Documentary Releases: The Kingmaker (2019) - Reviewed

Few documentary filmmakers have been granted such unprecedented access to or possesses such keen insight into the world of the wealthy as American photographer Lauren Greenfield.  Between The Queen of Versailles which transformed the story of Jackie and David Siegel’s financial turmoil amid the economic downturn into a tragicomic fable debunking the American Dream and her Amazon Prime documentary Generation Wealth which further elaborated on the broad spectrum of wealth’s impact on our values system, Greenfield has set herself apart from the pack by turning her cameras unto opulence.   

Now comes the Showtime original documentary The Kingmaker which finds Greenfield’s sights set on what is easily her most electric subject yet: the mercurial and cunning First Lady of the Philippines, Imelda Romualdez Marcos.  Formerly married to the late dictator Ferdinand Marcos of the Philippines, Imelda and the Marcos regime quickly became infamous for defrauding the government, spending the country into the ground and a myriad of corruption charges including placing the country under martial law.  The level of extravagance enjoyed by Imelda Marcos was so extreme it coined the adjective ‘Imeldific’ to describe excessive luxuriousness. 

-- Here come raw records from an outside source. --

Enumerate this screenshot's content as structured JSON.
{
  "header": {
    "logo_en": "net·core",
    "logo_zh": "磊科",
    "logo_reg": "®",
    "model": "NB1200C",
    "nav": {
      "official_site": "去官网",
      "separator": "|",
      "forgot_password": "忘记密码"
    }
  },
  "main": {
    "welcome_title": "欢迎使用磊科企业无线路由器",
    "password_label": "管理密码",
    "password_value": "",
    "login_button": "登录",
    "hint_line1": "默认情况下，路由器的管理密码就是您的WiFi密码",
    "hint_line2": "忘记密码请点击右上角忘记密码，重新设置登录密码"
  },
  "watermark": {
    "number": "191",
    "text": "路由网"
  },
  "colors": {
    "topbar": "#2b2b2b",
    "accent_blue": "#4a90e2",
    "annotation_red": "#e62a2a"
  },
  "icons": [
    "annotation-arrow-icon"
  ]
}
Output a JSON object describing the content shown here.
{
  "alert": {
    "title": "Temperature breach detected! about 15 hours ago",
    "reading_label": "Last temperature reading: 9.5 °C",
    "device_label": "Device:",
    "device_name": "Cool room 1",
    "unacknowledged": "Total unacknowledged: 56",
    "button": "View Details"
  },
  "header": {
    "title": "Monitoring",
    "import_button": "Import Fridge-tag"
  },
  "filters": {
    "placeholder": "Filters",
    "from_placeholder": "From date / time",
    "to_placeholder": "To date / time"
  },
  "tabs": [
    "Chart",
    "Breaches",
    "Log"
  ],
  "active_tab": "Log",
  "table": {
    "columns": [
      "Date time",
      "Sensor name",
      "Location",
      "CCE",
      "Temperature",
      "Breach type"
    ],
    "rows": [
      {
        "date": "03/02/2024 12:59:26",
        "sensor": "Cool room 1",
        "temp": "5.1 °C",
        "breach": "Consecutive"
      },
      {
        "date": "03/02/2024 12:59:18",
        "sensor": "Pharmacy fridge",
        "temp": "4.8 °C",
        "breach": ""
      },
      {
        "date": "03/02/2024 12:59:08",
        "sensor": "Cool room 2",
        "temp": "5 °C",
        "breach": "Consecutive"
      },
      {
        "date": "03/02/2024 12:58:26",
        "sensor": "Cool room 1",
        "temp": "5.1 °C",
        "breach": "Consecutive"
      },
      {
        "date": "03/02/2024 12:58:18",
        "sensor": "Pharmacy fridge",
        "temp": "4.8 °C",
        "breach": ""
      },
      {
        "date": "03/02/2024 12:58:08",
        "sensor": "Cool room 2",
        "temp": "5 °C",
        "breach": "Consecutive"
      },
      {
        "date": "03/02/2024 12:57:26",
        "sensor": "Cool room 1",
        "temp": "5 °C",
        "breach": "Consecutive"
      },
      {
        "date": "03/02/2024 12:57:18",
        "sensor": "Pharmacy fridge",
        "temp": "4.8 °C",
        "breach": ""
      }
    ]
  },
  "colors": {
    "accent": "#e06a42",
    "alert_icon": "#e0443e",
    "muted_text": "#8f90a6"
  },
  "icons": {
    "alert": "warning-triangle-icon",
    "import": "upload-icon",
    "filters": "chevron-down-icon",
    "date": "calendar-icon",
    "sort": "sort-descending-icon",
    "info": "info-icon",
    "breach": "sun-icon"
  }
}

Coupled with widespread rumors she and her husband were responsible for the assassination of political opponent Benigno Aquino, Jr., the People Power Revolution forced the Marcos’ into exile for years until the early 1990s.  Despite facing an ocean of criminal charges upon their return, the Marcos’ still managed to regain political power in the country.  Despite a democratic election, many remain concerned the Marcos family can and will inevitably attain a political stronghold in the region with fears of martial law returning to the landscape.

With all of this surrounding Imelda Marcos, a frequently unreliable narrator whose greed remains unmatched and words still can’t fully be trusted, Greenfield and her cameras zero in on the 90 year old politician who paints a picture of innocence but whose avarice is as plain as day.  The resulting film is something like Lauren Greenfield’s General Idi Amin Dada: A Self Portrait, positing viewers inches away from the subject, leaving no room for sympathy yet providing a fascinating glimpse into what is ostensibly the heart of the Marcos regime.   

Visually the documentary is well lensed by Lars Skree and Shana Hagan though it does incorporate numerous preexisting sources of footage which vary in picture quality from scene to scene.  Kubrick aficionados will recognize the name of composer Jocelyn Pook from Eyes Wide Shut and the mood provided here is one of a sense of impending doom and dismay over the gross spectacle of ill-gotten gains.  Mostly, though, this is Greenfield’s motion picture portrait of one of the world’s most powerful women whose penchant for materialism and boundlessly strategic talent for lying to save face remains unmatched.  For director Greenfield, The Kingmaker is a bona fide knockout!